On March 26, Farnsworth agreed to a minor-league deal with the Mets after they had released him three days earlier. He was called up April 2 and his contract became a major-league deal for $1 million. But unlike most MLB player contracts, it was not guaranteed for the whole season.
That's because of the advance consent clause, MLB's little-known version of the NBA's 10-day contract.
The clause allowed the Mets to send Farnsworth down at any time within 45 days of his first day on the team with his contract reverting back to a minor-league deal at minor-league pay. That deadline was Saturday.
It is something the Mets pushed for in negotiations; Farnsworth didn't have to agree to it, but then the Mets could have simply not signed him. (Farnsworth signed with the Astros Saturday and earned a hold despite being roughed up by the White Sox.)
The Mets also got the concession from lefthander John Lannan, the Long Beach native who made the Opening Day roster, but was optioned to Triple-A Las Vegas on April 16.
A veteran player with enough service time has the right to refuse an assignment to the minors and can request his release instead. That player is paid his entire salary -- unless his contract includes the advance consent clause.
Some agents think the clause is becoming an increasingly popular tactic for clubs looking to hedge their bets on fringe veterans. It's not new; it has been part of the collective-bargaining agreement with the union since the mid-1990s.
Already this season, lefthander Randy Wolf requested and was granted his release from the Seattle Mariners at the end of spring training because they reportedly asked him to renegotiate his contract and add the clause. Wolf, 37, had made the team as the fifth starter.
Earlier this week, though, Wolf signed with the Miami Marlins for a prorated $1 million and accepted the clause. The difference, he told FoxSports.com, was timing -- signing with Miami during the season versus signing with Seattle in the offseason.
Officially, the Mets didn't release Farnsworth on Wednesday. They "optioned" the 38-year-old to Las Vegas and removed him from the 40-man roster. The option belonged to Farnsworth; he could have accepted the assignment and taken a hefty pay cut.
Not surprisingly considering his comments, Farnsworth chose to become a free agent.
"It's unfortunate Kyle decided to elect free agency because we would have liked to have had him in Las Vegas," Mets general manager Sandy Alderson said. "That was his choice."
Farnsworth's agent, Barry Meister, did not return a call seeking comment.
This was the second time in less than two months the Mets made a money-saving decision with Farnsworth.
Remember when they originally released him March 23? That was to avoid paying him a $100,000 "retention bonus" that essentially would have given the Mets the right to stash Farnsworth at Triple-A until June 1. When Farnsworth couldn't find another team, he re-signed with the Mets.
(At the same time, the Mets decided to give Daisuke Matsuzaka the $100,000 retention bonus.
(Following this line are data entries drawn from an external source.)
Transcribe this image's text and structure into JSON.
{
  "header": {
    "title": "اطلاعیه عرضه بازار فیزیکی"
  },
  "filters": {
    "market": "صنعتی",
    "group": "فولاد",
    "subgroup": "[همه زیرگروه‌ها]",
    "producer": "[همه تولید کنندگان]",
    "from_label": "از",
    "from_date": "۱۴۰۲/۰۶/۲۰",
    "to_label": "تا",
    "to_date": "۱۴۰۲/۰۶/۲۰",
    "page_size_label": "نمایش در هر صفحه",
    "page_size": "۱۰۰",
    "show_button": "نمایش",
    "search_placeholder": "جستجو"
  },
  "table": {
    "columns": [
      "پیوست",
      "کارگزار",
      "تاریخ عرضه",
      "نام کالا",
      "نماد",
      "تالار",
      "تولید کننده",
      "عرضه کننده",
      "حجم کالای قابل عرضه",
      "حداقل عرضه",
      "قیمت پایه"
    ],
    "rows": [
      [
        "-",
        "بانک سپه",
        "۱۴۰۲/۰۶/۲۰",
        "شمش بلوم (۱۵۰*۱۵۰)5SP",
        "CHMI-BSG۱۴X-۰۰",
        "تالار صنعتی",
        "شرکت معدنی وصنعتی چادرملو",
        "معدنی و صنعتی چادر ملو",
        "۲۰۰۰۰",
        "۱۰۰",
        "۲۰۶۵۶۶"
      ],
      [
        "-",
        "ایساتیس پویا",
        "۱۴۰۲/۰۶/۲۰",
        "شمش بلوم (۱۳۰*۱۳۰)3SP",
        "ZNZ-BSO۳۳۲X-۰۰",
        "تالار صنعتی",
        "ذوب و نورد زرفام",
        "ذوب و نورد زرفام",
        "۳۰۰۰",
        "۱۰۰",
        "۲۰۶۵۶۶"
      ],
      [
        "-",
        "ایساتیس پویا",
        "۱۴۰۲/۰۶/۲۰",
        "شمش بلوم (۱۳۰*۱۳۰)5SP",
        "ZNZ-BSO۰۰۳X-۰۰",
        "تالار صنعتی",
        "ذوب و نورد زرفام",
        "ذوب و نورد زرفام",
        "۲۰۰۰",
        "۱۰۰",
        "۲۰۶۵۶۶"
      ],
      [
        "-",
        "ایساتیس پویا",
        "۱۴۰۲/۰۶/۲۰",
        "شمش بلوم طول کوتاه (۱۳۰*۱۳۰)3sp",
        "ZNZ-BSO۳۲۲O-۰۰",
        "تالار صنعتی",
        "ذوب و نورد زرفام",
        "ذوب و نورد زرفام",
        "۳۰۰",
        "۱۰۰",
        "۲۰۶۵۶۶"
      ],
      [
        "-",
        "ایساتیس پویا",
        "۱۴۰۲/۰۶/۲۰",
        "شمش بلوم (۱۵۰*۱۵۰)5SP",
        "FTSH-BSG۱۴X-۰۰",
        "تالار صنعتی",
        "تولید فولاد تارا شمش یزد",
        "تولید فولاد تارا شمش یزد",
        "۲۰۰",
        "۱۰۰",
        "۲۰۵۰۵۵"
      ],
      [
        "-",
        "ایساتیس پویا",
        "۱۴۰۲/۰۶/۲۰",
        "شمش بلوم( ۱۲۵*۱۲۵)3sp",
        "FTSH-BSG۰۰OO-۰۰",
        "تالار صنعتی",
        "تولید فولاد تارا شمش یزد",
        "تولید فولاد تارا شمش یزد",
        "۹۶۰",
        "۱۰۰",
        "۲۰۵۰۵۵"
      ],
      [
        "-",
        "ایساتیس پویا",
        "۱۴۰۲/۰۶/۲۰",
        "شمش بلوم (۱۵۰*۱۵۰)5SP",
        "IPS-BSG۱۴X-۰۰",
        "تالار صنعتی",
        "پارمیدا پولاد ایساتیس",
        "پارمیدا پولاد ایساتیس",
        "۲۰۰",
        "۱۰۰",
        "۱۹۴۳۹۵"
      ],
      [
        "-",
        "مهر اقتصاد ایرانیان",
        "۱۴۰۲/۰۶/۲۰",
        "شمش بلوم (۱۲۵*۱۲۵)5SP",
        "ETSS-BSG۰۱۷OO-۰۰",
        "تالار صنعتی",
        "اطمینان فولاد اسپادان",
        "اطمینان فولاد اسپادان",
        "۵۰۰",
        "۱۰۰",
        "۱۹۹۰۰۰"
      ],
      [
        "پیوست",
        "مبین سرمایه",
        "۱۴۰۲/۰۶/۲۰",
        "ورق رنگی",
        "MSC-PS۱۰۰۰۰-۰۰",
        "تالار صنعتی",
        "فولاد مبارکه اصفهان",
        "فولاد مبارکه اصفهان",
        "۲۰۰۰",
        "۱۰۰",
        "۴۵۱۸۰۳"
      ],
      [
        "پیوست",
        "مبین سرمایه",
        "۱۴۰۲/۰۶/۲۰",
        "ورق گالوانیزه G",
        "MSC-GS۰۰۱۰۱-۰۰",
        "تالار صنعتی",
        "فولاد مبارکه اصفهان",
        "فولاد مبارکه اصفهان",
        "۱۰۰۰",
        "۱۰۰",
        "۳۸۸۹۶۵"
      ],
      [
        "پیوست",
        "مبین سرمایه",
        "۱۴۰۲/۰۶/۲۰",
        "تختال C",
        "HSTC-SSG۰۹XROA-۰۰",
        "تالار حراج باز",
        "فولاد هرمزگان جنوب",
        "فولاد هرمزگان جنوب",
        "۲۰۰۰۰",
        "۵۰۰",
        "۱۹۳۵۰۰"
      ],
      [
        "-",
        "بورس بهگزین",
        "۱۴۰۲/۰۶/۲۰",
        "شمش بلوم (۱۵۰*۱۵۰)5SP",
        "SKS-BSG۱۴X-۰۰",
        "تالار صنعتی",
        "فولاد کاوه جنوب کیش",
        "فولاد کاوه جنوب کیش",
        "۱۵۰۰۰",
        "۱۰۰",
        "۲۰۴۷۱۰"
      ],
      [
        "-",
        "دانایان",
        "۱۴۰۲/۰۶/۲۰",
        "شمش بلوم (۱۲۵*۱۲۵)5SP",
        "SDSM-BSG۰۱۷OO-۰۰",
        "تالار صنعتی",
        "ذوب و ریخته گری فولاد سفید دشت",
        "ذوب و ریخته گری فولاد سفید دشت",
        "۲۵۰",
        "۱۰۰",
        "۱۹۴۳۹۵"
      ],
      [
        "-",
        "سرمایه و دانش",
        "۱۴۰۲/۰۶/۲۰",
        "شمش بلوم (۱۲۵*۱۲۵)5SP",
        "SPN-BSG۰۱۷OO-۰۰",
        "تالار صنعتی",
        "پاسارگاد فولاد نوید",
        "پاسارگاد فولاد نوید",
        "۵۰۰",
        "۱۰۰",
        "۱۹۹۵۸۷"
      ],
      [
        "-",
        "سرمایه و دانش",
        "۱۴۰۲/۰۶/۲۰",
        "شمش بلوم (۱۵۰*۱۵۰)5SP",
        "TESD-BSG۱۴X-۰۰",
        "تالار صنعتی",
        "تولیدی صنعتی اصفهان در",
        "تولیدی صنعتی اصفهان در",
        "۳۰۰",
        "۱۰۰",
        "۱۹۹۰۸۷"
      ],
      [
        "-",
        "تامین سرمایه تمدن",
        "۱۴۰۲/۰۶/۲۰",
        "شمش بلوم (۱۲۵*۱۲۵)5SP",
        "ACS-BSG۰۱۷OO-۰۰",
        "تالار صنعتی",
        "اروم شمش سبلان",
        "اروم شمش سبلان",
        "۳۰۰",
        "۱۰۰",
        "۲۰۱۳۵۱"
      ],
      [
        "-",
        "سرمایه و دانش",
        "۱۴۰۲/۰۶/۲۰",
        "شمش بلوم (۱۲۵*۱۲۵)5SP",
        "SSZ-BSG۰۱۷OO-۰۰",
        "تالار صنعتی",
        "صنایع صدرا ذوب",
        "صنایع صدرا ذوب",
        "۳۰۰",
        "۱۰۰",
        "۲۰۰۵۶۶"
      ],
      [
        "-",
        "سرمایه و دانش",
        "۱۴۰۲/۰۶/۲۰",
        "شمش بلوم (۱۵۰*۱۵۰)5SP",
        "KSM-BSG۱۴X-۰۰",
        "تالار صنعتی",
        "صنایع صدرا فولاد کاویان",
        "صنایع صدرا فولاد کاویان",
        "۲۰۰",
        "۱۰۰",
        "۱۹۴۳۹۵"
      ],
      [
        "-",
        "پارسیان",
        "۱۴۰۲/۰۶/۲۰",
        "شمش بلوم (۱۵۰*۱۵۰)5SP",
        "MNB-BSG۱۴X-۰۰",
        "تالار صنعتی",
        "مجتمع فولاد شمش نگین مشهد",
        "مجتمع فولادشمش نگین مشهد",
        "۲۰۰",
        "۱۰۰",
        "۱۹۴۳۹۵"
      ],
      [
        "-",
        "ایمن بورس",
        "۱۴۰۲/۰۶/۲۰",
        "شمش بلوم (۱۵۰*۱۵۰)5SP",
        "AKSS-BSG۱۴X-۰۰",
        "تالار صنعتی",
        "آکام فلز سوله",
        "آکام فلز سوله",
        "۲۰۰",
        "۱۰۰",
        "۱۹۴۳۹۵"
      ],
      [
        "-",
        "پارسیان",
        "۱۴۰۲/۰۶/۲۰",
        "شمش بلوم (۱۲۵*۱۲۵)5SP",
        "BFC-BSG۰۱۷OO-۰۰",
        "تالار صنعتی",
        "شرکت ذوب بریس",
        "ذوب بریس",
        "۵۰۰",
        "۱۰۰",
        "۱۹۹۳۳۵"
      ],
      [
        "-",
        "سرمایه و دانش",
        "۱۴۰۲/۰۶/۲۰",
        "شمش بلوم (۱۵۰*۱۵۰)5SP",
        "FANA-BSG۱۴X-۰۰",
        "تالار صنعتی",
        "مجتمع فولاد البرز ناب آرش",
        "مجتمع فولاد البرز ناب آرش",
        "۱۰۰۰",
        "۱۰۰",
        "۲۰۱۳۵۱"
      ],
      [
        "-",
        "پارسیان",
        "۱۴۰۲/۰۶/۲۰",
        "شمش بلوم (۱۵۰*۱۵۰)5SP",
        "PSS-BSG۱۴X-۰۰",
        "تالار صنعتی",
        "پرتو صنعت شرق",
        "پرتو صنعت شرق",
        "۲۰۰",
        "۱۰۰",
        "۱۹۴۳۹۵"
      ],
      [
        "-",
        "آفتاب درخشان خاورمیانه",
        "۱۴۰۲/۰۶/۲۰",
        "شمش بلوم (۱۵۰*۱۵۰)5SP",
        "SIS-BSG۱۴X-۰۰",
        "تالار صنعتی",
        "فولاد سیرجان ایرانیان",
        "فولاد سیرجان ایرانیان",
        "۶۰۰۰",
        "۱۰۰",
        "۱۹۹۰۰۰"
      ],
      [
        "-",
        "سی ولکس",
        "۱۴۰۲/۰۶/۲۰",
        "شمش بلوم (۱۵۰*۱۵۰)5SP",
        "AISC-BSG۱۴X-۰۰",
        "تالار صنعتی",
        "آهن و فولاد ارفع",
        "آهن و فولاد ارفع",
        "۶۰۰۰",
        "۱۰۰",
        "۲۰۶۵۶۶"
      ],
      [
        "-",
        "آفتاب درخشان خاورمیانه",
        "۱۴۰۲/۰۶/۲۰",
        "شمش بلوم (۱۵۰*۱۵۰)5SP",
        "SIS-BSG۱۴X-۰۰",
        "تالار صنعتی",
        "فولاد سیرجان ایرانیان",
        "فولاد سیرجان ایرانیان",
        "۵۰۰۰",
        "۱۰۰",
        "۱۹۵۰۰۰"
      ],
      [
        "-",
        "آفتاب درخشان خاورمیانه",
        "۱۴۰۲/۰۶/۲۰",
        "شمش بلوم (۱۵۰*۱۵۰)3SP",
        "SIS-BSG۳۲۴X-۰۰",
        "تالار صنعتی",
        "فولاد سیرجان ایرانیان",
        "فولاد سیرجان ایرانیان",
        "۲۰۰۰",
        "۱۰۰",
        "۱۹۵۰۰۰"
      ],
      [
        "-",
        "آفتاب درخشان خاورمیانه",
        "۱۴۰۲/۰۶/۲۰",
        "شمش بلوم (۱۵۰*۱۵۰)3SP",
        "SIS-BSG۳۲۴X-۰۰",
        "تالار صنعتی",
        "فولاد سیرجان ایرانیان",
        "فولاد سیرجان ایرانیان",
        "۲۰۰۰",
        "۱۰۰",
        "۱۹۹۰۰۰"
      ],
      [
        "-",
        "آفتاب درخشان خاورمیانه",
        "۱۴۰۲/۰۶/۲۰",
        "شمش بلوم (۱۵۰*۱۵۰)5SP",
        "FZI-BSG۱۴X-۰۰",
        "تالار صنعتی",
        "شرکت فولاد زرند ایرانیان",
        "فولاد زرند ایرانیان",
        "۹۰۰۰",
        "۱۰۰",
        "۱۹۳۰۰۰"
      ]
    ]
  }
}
He started the season in the minors and was called up to replace Lannan.)
So all told, the Mets paid Farnsworth about $250,000 for 19 appearances that included a stint as the team's closer. Farnsworth was 0-3 with a 3.18 ERA and three saves -- including one against the Yankees two days before he was cut.
The Mets saved a total of $850,000 by releasing Farnsworth before the retention bonus kicked in and then using the advance consent clause. That's no small total for the franchise -- about 1 percent of their total payroll of $85 million.
Alderson said the Mets simply preferred Matsuzaka and Jose Valverde to Farnsworth when they needed a roster space to add one of their prized young pitchers.
But when asked if the decision to option Farnsworth was guided by finances, Alderson said: "I guess what I would say is that there's a financial element to every decision that we make."